Para ilmuan Ahl al-Sunnah wa al-Jamaah berbeda pendapat dalam menerangkan maksud qadar dan qadha. Ini karena kedua-dua perkataan memiliki maksud yang amat hampir dan saling menjelaskan. Di antara mereka ada yang berpendapat qadha berarti ketentuan bersifat menyeluruh sejak azali sementara qadar ialah bagian serta perinciannya.

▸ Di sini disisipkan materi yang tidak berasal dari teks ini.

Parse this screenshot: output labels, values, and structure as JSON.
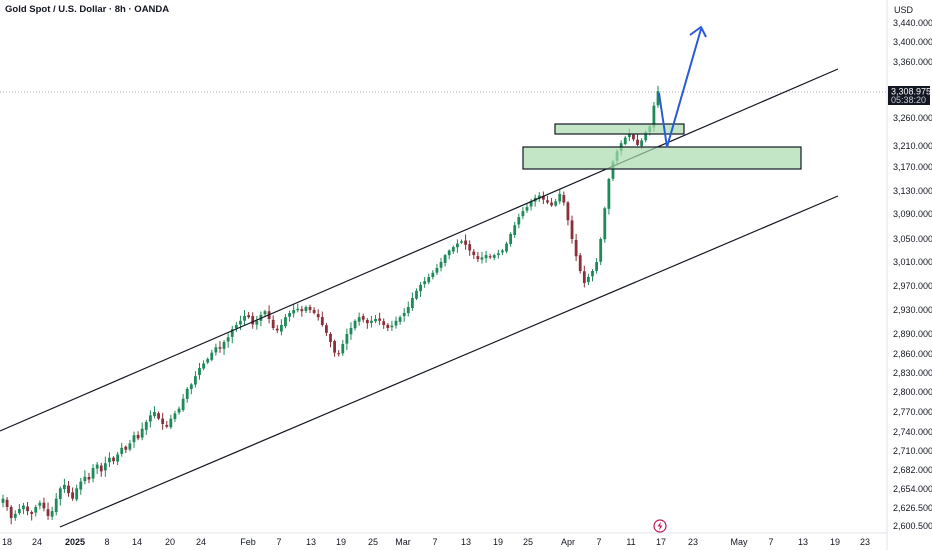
{
  "header": {
    "symbol_title": "Gold Spot / U.S. Dollar · 8h · OANDA",
    "currency": "USD"
  },
  "price_tag": {
    "price": "3,308.975",
    "countdown": "05:38:20",
    "color": "#131722"
  },
  "colors": {
    "up": "#1e8a5a",
    "down": "#8b2f3a",
    "zone_fill": "#a8dcae",
    "arrow": "#2a5bd7",
    "channel": "#131722"
  },
  "chart_data": {
    "type": "candlestick",
    "title": "Gold Spot / U.S. Dollar · 8h · OANDA",
    "ylabel": "USD",
    "y_ticks": [
      "3,440.000",
      "3,400.000",
      "3,360.000",
      "3,260.000",
      "3,210.000",
      "3,170.000",
      "3,130.000",
      "3,090.000",
      "3,050.000",
      "3,010.000",
      "2,970.000",
      "2,930.000",
      "2,890.000",
      "2,860.000",
      "2,830.000",
      "2,800.000",
      "2,770.000",
      "2,740.000",
      "2,710.000",
      "2,682.000",
      "2,654.000",
      "2,626.500",
      "2,600.500"
    ],
    "x_ticks": [
      {
        "label": "18",
        "bold": false
      },
      {
        "label": "24",
        "bold": false
      },
      {
        "label": "2025",
        "bold": true
      },
      {
        "label": "8",
        "bold": false
      },
      {
        "label": "14",
        "bold": false
      },
      {
        "label": "20",
        "bold": false
      },
      {
        "label": "24",
        "bold": false
      },
      {
        "label": "Feb",
        "bold": false
      },
      {
        "label": "7",
        "bold": false
      },
      {
        "label": "13",
        "bold": false
      },
      {
        "label": "19",
        "bold": false
      },
      {
        "label": "25",
        "bold": false
      },
      {
        "label": "Mar",
        "bold": false
      },
      {
        "label": "7",
        "bold": false
      },
      {
        "label": "13",
        "bold": false
      },
      {
        "label": "19",
        "bold": false
      },
      {
        "label": "25",
        "bold": false
      },
      {
        "label": "Apr",
        "bold": false
      },
      {
        "label": "7",
        "bold": false
      },
      {
        "label": "11",
        "bold": false
      },
      {
        "label": "17",
        "bold": false
      },
      {
        "label": "23",
        "bold": false
      },
      {
        "label": "May",
        "bold": false
      },
      {
        "label": "7",
        "bold": false
      },
      {
        "label": "13",
        "bold": false
      },
      {
        "label": "19",
        "bold": false
      },
      {
        "label": "23",
        "bold": false
      }
    ],
    "last_price": 3308.975,
    "close_path": [
      2640,
      2628,
      2612,
      2618,
      2625,
      2630,
      2622,
      2618,
      2628,
      2634,
      2626,
      2615,
      2622,
      2640,
      2655,
      2660,
      2648,
      2640,
      2655,
      2665,
      2672,
      2668,
      2685,
      2690,
      2680,
      2692,
      2700,
      2695,
      2705,
      2715,
      2712,
      2722,
      2735,
      2730,
      2745,
      2755,
      2765,
      2770,
      2760,
      2752,
      2748,
      2760,
      2768,
      2775,
      2790,
      2805,
      2812,
      2825,
      2838,
      2845,
      2852,
      2862,
      2870,
      2868,
      2878,
      2885,
      2898,
      2905,
      2912,
      2920,
      2918,
      2906,
      2912,
      2922,
      2928,
      2915,
      2900,
      2896,
      2905,
      2918,
      2925,
      2930,
      2932,
      2928,
      2935,
      2930,
      2925,
      2918,
      2905,
      2892,
      2878,
      2862,
      2860,
      2875,
      2890,
      2900,
      2912,
      2918,
      2914,
      2908,
      2912,
      2915,
      2912,
      2905,
      2900,
      2904,
      2912,
      2918,
      2925,
      2935,
      2950,
      2962,
      2972,
      2978,
      2985,
      2992,
      3000,
      3010,
      3022,
      3030,
      3036,
      3042,
      3046,
      3040,
      3030,
      3022,
      3015,
      3018,
      3022,
      3018,
      3022,
      3025,
      3030,
      3042,
      3058,
      3072,
      3085,
      3095,
      3102,
      3112,
      3118,
      3122,
      3115,
      3110,
      3105,
      3112,
      3125,
      3110,
      3080,
      3050,
      3020,
      2995,
      2975,
      2985,
      2995,
      3010,
      3050,
      3100,
      3150,
      3180,
      3200,
      3215,
      3225,
      3232,
      3222,
      3212,
      3220,
      3235,
      3245,
      3282,
      3308
    ],
    "channel_upper": {
      "x1": 0,
      "y1": 431,
      "x2": 838,
      "y2": 69
    },
    "channel_lower": {
      "x1": 60,
      "y1": 527,
      "x2": 838,
      "y2": 196
    },
    "zones": [
      {
        "name": "upper-zone",
        "y_top": 3252,
        "y_bottom": 3236
      },
      {
        "name": "lower-zone",
        "y_top": 3210,
        "y_bottom": 3168
      }
    ]
  }
}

Pendapat ini dikemukakan oleh al-Hafiz Ibn Hajar al-‘Asqalani rahimahullah:
وقالوا أي العلماء القضاء هو الحكم الكلي الاجمالي في الازل والقدر جزئيات ذلك الحكم وتفاصيله.
Para ilmuan berkata, qadha ialah ketentuan bersifat menyeluruh lagi umum sejak masa azali manakala qadar ialah bagian-bagian dan perincian-perincian dari ketentuan tersebut.
Selain itu di antara mereka ada yang berpendapat qadar ialah ilmu, penulisan, kehendak dan penciptaan Allah Subhanahu waTa’ala tentang apa yang akan berlaku sejak azali manakala qadha ialah perlaksanaan terhadap qadar tersebut.
Firman Allah berkenaan qadar:
إِنَّا كُلَّ شَيْءٍ خَلَقْنَاهُ بِقَدَرٍ.
Sesungguhnya Kami menciptakan tiap-tiap sesuatu menurut qadar (yang telah ditentukan). [al-Qamar 54:49]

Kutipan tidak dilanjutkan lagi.